The Sun has become the first British newspaper to publish photos of Prince Harry's naked frolicks during a Las Vegas break. Managing Editor David Dinsmore, appearing on BBC Radio Five Live, stated the tabloid's
decision was a 'crucial' test of press freedom. When asked if his paper had prepared a longer print run for the feature he claimed not to know.
Photographs of a pissed-up 27 year-old cavorting in a private hotel room are about as newsworthy as an oil leak in a multi-storey car park. But people do seem to become mysteriously excitable when confronted with
evidence that the Royal Family occasionally behave like their 'subjects' might do. As former Sun editor Kelvin MacKenzie observed: "If Prince Harry with no clothes on in a Las Vegas hotel room surrounded by one naked woman and a load of other people he has just met in a drinking stripping game is not a story, then it is hard to know what is". (Although, MacKenzie's idea of newsworthy stories stretched to fabricating monstrous lies about the 96 Liverpool FC fans who died as a result of the 1989 Hillsborough disaster).
Anyone with an internet connection can have gorged themselves on these images long before they appeared on the newsstands. But for The Sun to cloak the story behind the banner of press freedom is clearly bollocks. Tabloids know what their readership will buy. As for Dinsmore's riposte to Leveson or anyone else who would dare question a tabloid's right to place the hard selling of newspapers above all other considerations: “The teeth of the British press have been pulled by the establishment dentist. It’s important that every so often you bite the dentist’s hand”.

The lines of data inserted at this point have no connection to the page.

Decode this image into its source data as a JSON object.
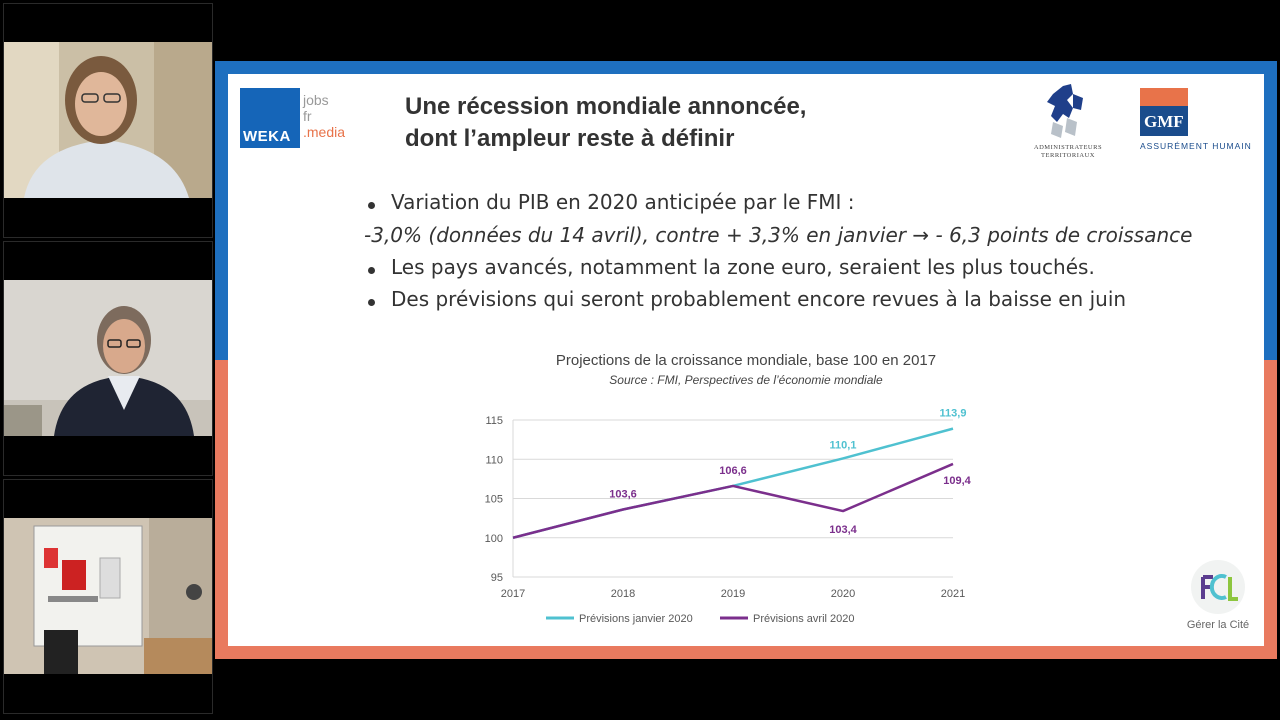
{
  "participants": [
    {
      "id": "participant-1"
    },
    {
      "id": "participant-2"
    },
    {
      "id": "participant-3"
    }
  ],
  "slide": {
    "weka_logo": {
      "brand": "WEKA",
      "line1": "jobs",
      "line2": "fr",
      "line3": ".media"
    },
    "title_line1": "Une récession mondiale annoncée,",
    "title_line2": "dont l’ampleur reste à définir",
    "admin_logo_caption_line1": "ADMINISTRATEURS",
    "admin_logo_caption_line2": "TERRITORIAUX",
    "gmf_logo": {
      "brand": "GMF",
      "tagline": "ASSURÉMENT HUMAIN"
    },
    "bullets": [
      "Variation du PIB en 2020 anticipée par le FMI :",
      "-3,0% (données du 14 avril), contre + 3,3% en janvier",
      "Les pays avancés, notamment la zone euro, seraient les plus touchés.",
      "Des prévisions qui seront probablement encore revues à la baisse en juin"
    ],
    "arrow_glyph": "→",
    "arrow_tail": "- 6,3 points de croissance",
    "chart_title": "Projections de la croissance mondiale, base 100 en 2017",
    "chart_source": "Source : FMI, Perspectives de l’économie mondiale",
    "fcl_caption": "Gérer la Cité"
  },
  "colors": {
    "band_blue": "#1e6fbf",
    "band_orange": "#e97a5f",
    "series_jan": "#4fc1d0",
    "series_apr": "#7b2f8c"
  },
  "chart_data": {
    "type": "line",
    "title": "Projections de la croissance mondiale, base 100 en 2017",
    "subtitle": "Source : FMI, Perspectives de l’économie mondiale",
    "x": [
      "2017",
      "2018",
      "2019",
      "2020",
      "2021"
    ],
    "ylim": [
      95,
      115
    ],
    "yticks": [
      95,
      100,
      105,
      110,
      115
    ],
    "grid": true,
    "legend_position": "bottom",
    "series": [
      {
        "name": "Prévisions janvier 2020",
        "values": [
          100,
          103.6,
          106.6,
          110.1,
          113.9
        ],
        "labels": [
          "",
          "",
          "",
          "110,1",
          "113,9"
        ],
        "color": "#4fc1d0"
      },
      {
        "name": "Prévisions avril 2020",
        "values": [
          100,
          103.6,
          106.6,
          103.4,
          109.4
        ],
        "labels": [
          "",
          "103,6",
          "106,6",
          "103,4",
          "109,4"
        ],
        "color": "#7b2f8c"
      }
    ]
  }
}
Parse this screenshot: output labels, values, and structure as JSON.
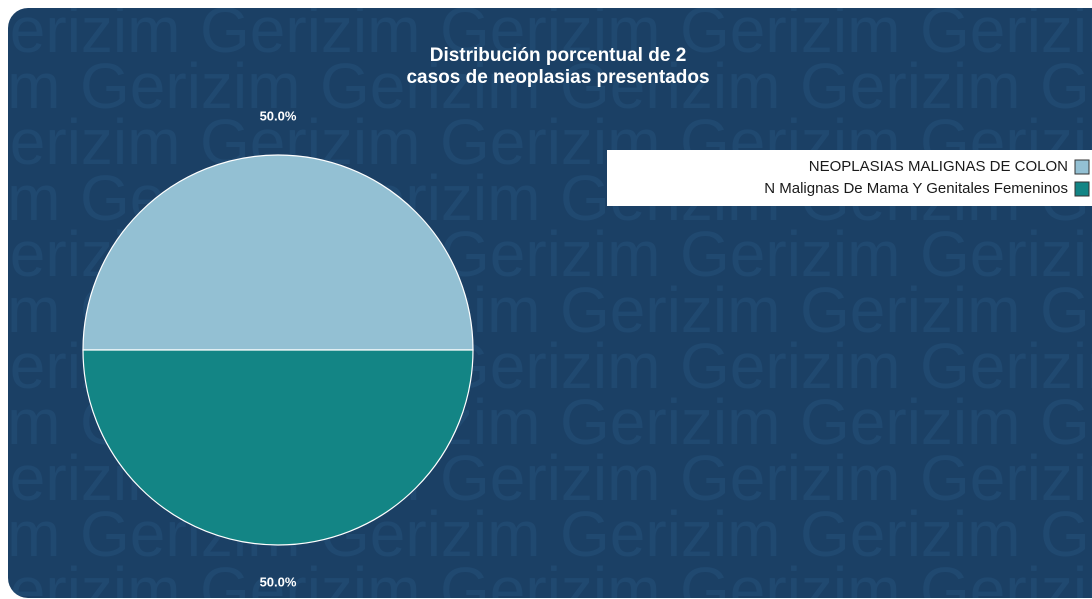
{
  "chart_data": {
    "type": "pie",
    "watermark": "Gerizim",
    "title": [
      "Distribución porcentual de 2",
      "casos de neoplasias presentados"
    ],
    "categories": [
      "NEOPLASIAS MALIGNAS DE COLON",
      "N Malignas De Mama Y Genitales Femeninos"
    ],
    "values": [
      50,
      50
    ],
    "value_labels": [
      "50.0%",
      "50.0%"
    ],
    "colors": [
      "#93c0d3",
      "#138585"
    ],
    "legend": "top-right"
  }
}
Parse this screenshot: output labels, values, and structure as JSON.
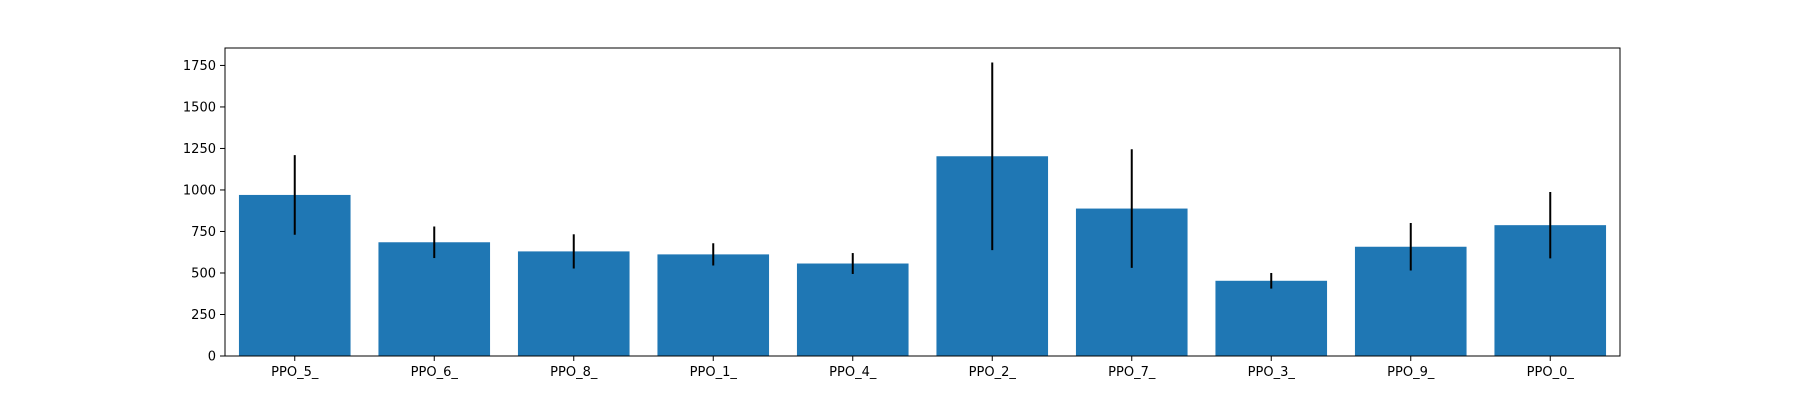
{
  "chart_data": {
    "type": "bar",
    "title": "",
    "xlabel": "",
    "ylabel": "",
    "categories": [
      "PPO_5_",
      "PPO_6_",
      "PPO_8_",
      "PPO_1_",
      "PPO_4_",
      "PPO_2_",
      "PPO_7_",
      "PPO_3_",
      "PPO_9_",
      "PPO_0_"
    ],
    "values": [
      970,
      685,
      630,
      612,
      557,
      1203,
      888,
      453,
      658,
      788
    ],
    "errors": [
      240,
      95,
      103,
      67,
      63,
      565,
      357,
      47,
      143,
      200
    ],
    "ylim": [
      0,
      1855
    ],
    "yticks": [
      0,
      250,
      500,
      750,
      1000,
      1250,
      1500,
      1750
    ],
    "grid": false,
    "legend": "none",
    "bar_color": "#1f77b4",
    "error_color": "#000000"
  }
}
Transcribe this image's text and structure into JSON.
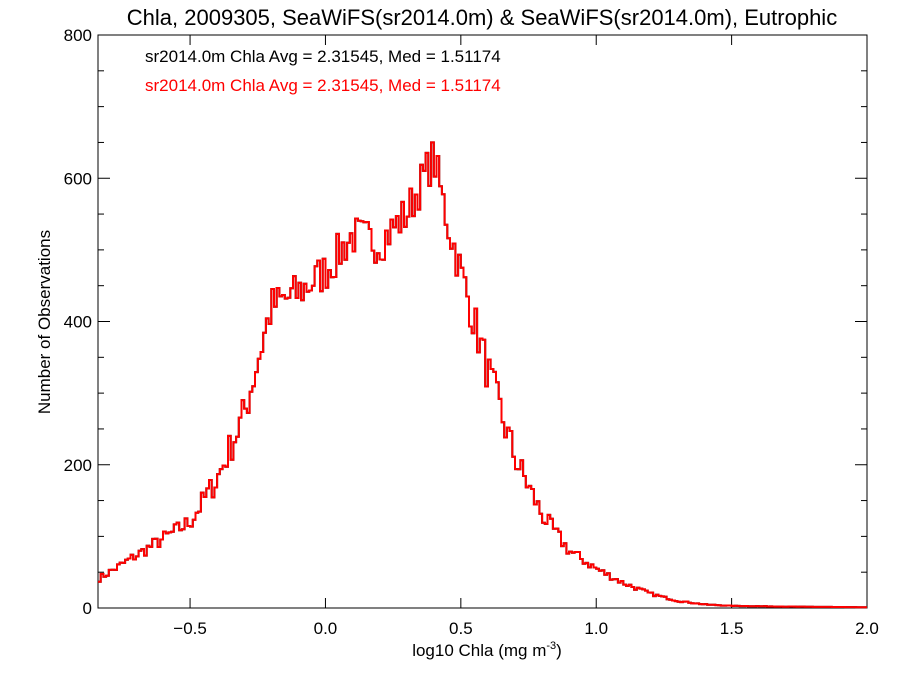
{
  "chart_data": {
    "type": "histogram",
    "title": "Chla, 2009305, SeaWiFS(sr2014.0m) & SeaWiFS(sr2014.0m), Eutrophic",
    "xlabel_prefix": "log10 Chla (mg m",
    "xlabel_sup": "-3",
    "xlabel_suffix": ")",
    "ylabel": "Number of Observations",
    "xlim": [
      -0.84,
      2.0
    ],
    "ylim": [
      0,
      800
    ],
    "xticks": [
      -0.5,
      0.0,
      0.5,
      1.0,
      1.5,
      2.0
    ],
    "xtick_labels": [
      "−0.5",
      "0.0",
      "0.5",
      "1.0",
      "1.5",
      "2.0"
    ],
    "yticks": [
      0,
      200,
      400,
      600,
      800
    ],
    "ytick_labels": [
      "0",
      "200",
      "400",
      "600",
      "800"
    ],
    "grid": false,
    "annotations": [
      {
        "text": "sr2014.0m Chla Avg = 2.31545, Med = 1.51174",
        "color": "#000000"
      },
      {
        "text": "sr2014.0m Chla Avg = 2.31545, Med = 1.51174",
        "color": "#ff0000"
      }
    ],
    "series": [
      {
        "color": "#000000"
      },
      {
        "color": "#ff0000"
      }
    ],
    "x_points": [
      -0.84,
      -0.5,
      -0.4,
      -0.3,
      -0.2,
      -0.1,
      0.0,
      0.1,
      0.2,
      0.3,
      0.4,
      0.45,
      0.5,
      0.6,
      0.7,
      0.8,
      0.9,
      1.0,
      1.1,
      1.2,
      1.3,
      1.4,
      1.5,
      1.7,
      2.0
    ],
    "y_points": [
      40,
      120,
      180,
      270,
      420,
      440,
      470,
      520,
      510,
      550,
      630,
      540,
      470,
      330,
      210,
      130,
      80,
      55,
      35,
      20,
      10,
      5,
      3,
      2,
      1
    ],
    "bin_width": 0.01
  }
}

It's worth remembering why the British press had to be dragged kicking and screaming to that dentist's chair in the first place. Amongst the depressing catalogue of abuses, one particular nadir was the hacking of murder victim Millie Dowler’s voicemail. Those responsible for activities as reprehensible as that deserved the Marathon Man treatment with rusty pliers every day for the rest of their miserable lives.